- The paper finds that requirements smells, especially semantic ones, significantly degrade binary trace accuracy in LLM-guided traceability tasks.
- The study employs GPT-4o and Llama 3.1 across five projects to compare the impact of smelly versus clear requirements on trace link generation.
- Findings imply that improving requirement quality is essential for enhancing the performance of automated traceability in software engineering.
Examining the Effects of Requirements Smells on Automated Traceability with LLMs
In the context of software engineering (SE), LLMs are progressively employed to generate crucial software artifacts, including source code and trace links. This paper explores how the formulation of requirements, specifically the presence of requirements smells, influences LLMs when used in automated traceability tasks. Requirements smells are indicators of potential issues within requirements documents, such as ambiguity or inconsistency, which might affect subsequent development processes negatively.
Methodology and Experiments
The paper targets the specific task of automated trace link generation between requirements and source code using two prominent LLMs: GPT-4o and Llama 3.1. The authors conducted experiments across five software projects, consisting of 94 requirements and 70 implemented trace links, to assess the impact of smelly versus non-smelly requirements on link generation efficacy. The smelly requirements were categorized into three types, following a recognized classification of defects in requirements: lexical, syntactic, and semantic smells.
Key Findings
The results reveal a nuanced influence of requirements smells on LLM performance. For binary tracing accuracy—determining whether a requirement is implemented in the code—the presence of smells rendered a small but statistically significant negative effect. However, when tasked with discerning specific lines of code associated with a requirement (LOC tracing), the impact of smells was not statistically significant. Notably, semantic smells (e.g., ambiguities or logical inconsistencies) were found to have a more detrimental effect on tracing performance than syntactic or lexical smells.

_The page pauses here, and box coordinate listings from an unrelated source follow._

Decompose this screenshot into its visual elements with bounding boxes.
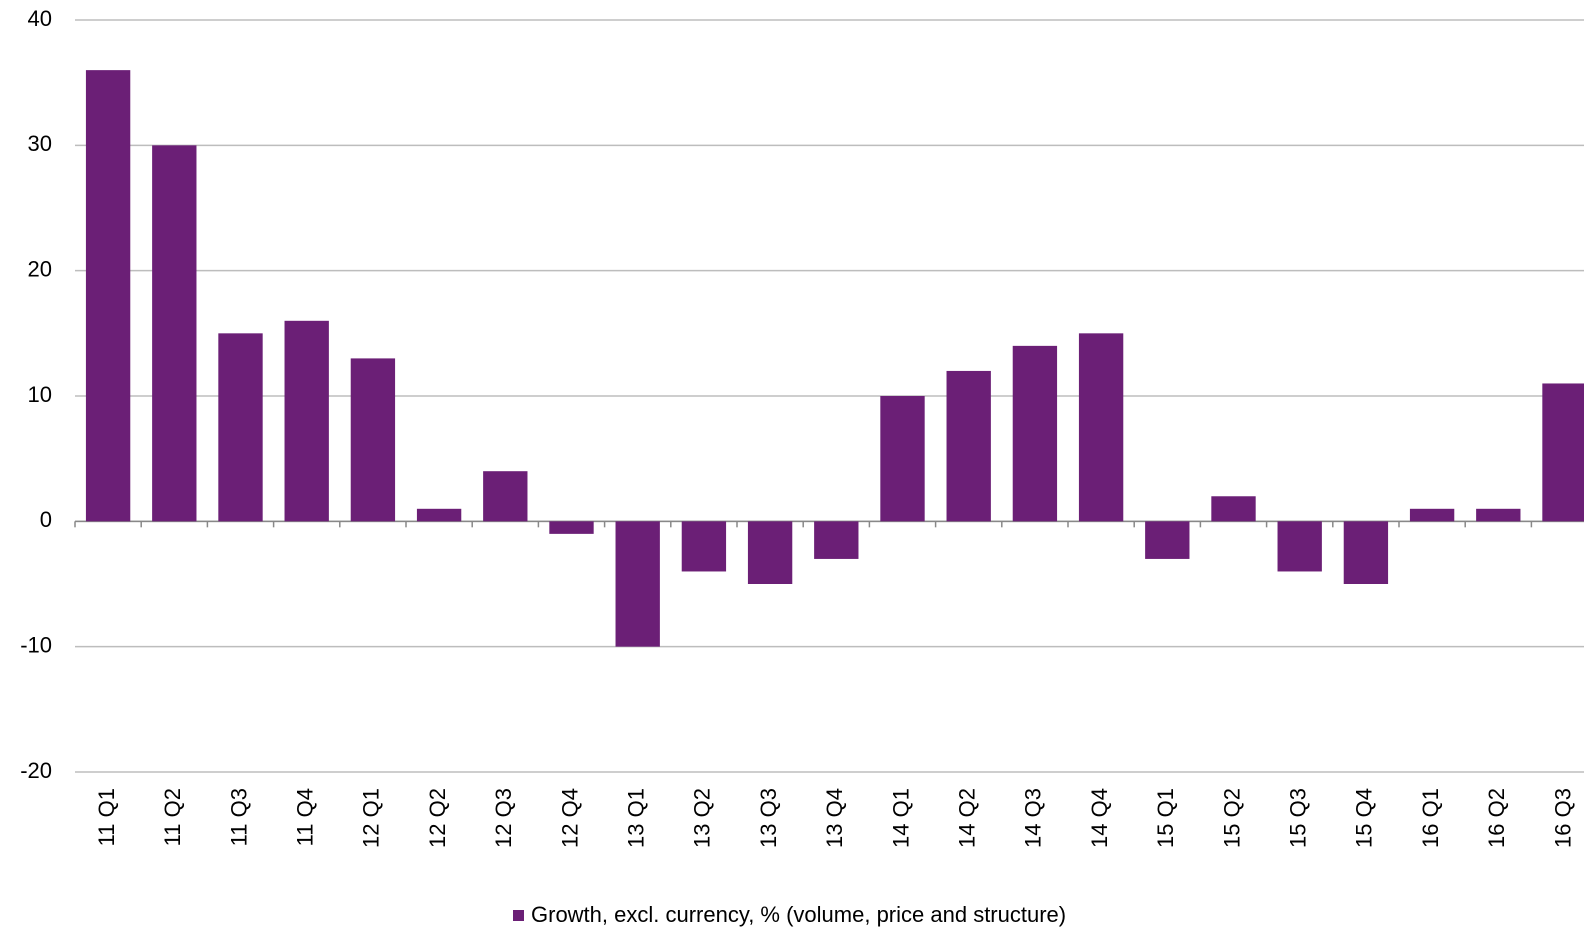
- bar: [681, 521, 727, 572]
- x-tick-label: 13 Q3: [756, 788, 781, 848]
- y-tick-label: 10: [28, 382, 52, 407]
- x-tick-label: 12 Q1: [359, 788, 384, 848]
- bar: [747, 521, 793, 584]
- legend-swatch: [513, 910, 524, 921]
- x-tick-label: 13 Q4: [822, 788, 847, 848]
- x-tick-label: 15 Q3: [1286, 788, 1311, 848]
- x-tick-label: 13 Q2: [690, 788, 715, 848]
- x-tick-label: 14 Q3: [1021, 788, 1046, 848]
- x-tick-label: 14 Q1: [888, 788, 913, 848]
- bar: [1211, 496, 1256, 522]
- y-tick-label: -20: [20, 758, 52, 783]
- y-tick-label: 20: [28, 256, 52, 281]
- y-tick-label: 30: [28, 131, 52, 156]
- x-tick-label: 16 Q2: [1484, 788, 1509, 848]
- x-tick-label: 11 Q4: [293, 788, 318, 846]
- y-tick-label: -10: [20, 632, 52, 657]
- x-tick-label: 12 Q2: [425, 788, 450, 848]
- x-tick-label: 16 Q1: [1418, 788, 1443, 848]
- bar: [880, 396, 925, 522]
- bar: [1542, 383, 1584, 522]
- y-tick-label: 0: [40, 507, 52, 532]
- bar: [1145, 521, 1190, 559]
- x-tick-label: 12 Q4: [557, 788, 582, 848]
- x-tick-label: 11 Q3: [226, 788, 251, 846]
- bar: [814, 521, 859, 559]
- x-tick-label: 13 Q1: [624, 788, 649, 848]
- bar: [350, 358, 396, 522]
- x-tick-label: 15 Q2: [1219, 788, 1244, 848]
- bar: [549, 521, 594, 534]
- bar: [1012, 345, 1058, 522]
- bar: [218, 333, 263, 522]
- bar: [416, 508, 462, 522]
- x-tick-label: 16 Q3: [1550, 788, 1575, 848]
- x-tick-label: 14 Q4: [1087, 788, 1112, 848]
- bar: [284, 320, 329, 522]
- bar: [1409, 508, 1455, 522]
- x-tick-label: 11 Q2: [160, 788, 185, 846]
- x-tick-label: 11 Q1: [94, 788, 119, 846]
- bar: [1343, 521, 1389, 584]
- legend-label: Growth, excl. currency, % (volume, price…: [531, 902, 1066, 927]
- y-tick-label: 40: [28, 6, 52, 31]
- x-tick-label: 15 Q1: [1153, 788, 1178, 848]
- x-tick-label: 12 Q3: [491, 788, 516, 848]
- bar: [1078, 333, 1124, 522]
- x-tick-label: 14 Q2: [955, 788, 980, 848]
- bar: [1476, 508, 1521, 522]
- bar: [1277, 521, 1322, 572]
- bar: [946, 370, 991, 522]
- x-tick-label: 15 Q4: [1352, 788, 1377, 848]
- bar: [85, 70, 131, 522]
- bar: [483, 471, 528, 522]
- bar: [152, 145, 197, 522]
- bar: [615, 521, 660, 647]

Discussions and Implications
The findings indicate that while LLMs are adept at handling trace link generation for simple systems, the presence of low-quality requirements with smells can degrade performance, albeit slightly in this context. These insights suggest that LLMs might efficiently manage tasks, provided the complexity of the system remains bounded. The paper advocates for extended research to examine how various SE tasks are differently impacted by diverse smell categories, the influence of project scale, and domain-specific complexities.
Future Directions
The authors propose pathways for future research aimed at expanding the understanding of requirements smells in a broader scope of SE tasks. Potential future avenues include:
- Effect of Smells in Other Tasks: Expanding the scope beyond trace link recovery to include tasks such as code generation and model synthesis, aiming to correlate requirements smells with artifact defects, like code or test smells.
- Impact of Scale and Domain: Testing effects on larger and more complex systems, wherein contextual complexity might amplify the impact of requirements smells on LLM performance.
- Development of Mitigation Strategies: Investigating techniques for identifying and correcting requirements smells to mitigate adverse impacts, involving self or human-assisted correction strategies.
Conclusion
This paper underscores the importance of non-functional requirement qualities in LLM-guided SE processes. By identifying specific smell types that significantly affect task performance, the research sheds light on best practices for ensuring high-quality SE outputs when employing LLMs. Ensuring clarity and consistency in requirements can be instrumental in harnessing the full potential of LLMs in automated traceability and beyond.